- 2 pounds large beefsteak tomatoes, chopped
- 1/4 cup sliced red onion
- 1 garlic clove
- 1 thyme sprig
- 1 mint sprig
- 1 parsley sprig
- 1/2 teaspoon coriander seeds
- Freshly ground pepper
- 1/2 cup extra-virgin olive oil
- 2 medium zucchini, thickly sliced
- Eight 3-ounce branzino fillets, pin bones removed
- Lemon zest strips, for serving
- Puree the tomatoes in a blender. Strain the juice into a medium saucepan, pressing lightly on the solids; you should have about 2 cups. Add the onion, garlic, thyme, mint, parsley and coriander seeds and bring to a boil. Simmer over moderate heat until reduced to 1 cup, about 6 minutes. Strain the jus into a small saucepan, season with salt and pepper and keep warm.

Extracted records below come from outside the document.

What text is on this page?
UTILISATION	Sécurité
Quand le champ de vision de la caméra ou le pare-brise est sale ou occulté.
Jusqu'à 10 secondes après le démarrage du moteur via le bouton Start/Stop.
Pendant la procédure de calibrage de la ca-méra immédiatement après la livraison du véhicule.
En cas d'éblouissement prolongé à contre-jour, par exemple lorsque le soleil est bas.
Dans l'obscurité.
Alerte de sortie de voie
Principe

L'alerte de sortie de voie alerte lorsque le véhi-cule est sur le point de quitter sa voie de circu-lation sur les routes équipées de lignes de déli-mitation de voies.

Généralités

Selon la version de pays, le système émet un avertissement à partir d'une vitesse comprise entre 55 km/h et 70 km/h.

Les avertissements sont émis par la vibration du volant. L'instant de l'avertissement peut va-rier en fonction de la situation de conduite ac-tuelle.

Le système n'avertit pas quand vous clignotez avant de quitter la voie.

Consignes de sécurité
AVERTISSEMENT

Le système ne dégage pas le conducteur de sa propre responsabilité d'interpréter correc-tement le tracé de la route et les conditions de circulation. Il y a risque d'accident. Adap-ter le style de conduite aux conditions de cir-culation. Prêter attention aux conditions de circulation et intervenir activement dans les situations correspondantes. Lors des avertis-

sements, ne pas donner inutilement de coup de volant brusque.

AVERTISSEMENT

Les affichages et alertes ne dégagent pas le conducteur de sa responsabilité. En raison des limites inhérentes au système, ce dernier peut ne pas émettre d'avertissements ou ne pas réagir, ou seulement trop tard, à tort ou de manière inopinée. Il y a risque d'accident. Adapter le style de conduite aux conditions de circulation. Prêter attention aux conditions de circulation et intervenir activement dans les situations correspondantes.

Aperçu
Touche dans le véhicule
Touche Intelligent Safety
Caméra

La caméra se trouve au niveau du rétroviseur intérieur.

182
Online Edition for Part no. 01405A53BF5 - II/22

- In a large nonstick skillet, heat 1/4 cup of the olive oil. Season the zucchini with salt and pepper and cook over high heat until lightly browned and tender, about 4 minutes. Transfer the zucchini to plates. Wipe out the skillet.
- Add 2 tablespoons of the olive oil to the skillet and the remaining 2 tablespoons to another large nonstick skillet. Season the fish with salt and pepper and add to the skillets, skin side down. Using a large spatula, press the fish lightly to sear the skin for a few seconds. Cook over high heat until the skin is very crisp and browned, about 5 minutes. Carefully flip the fillets and cook for 1 minute longer, until the flesh flakes when pierced with a fork. Place the fish over the zucchini, skin side up, and spoon the warm tomato jus all around. Garnish with lemon zest and serve right away.
The tomato jus on this branzino dish is wonderfully bright and bold. It demands a similar wine, like a citrusy California Sauvignon Blanc.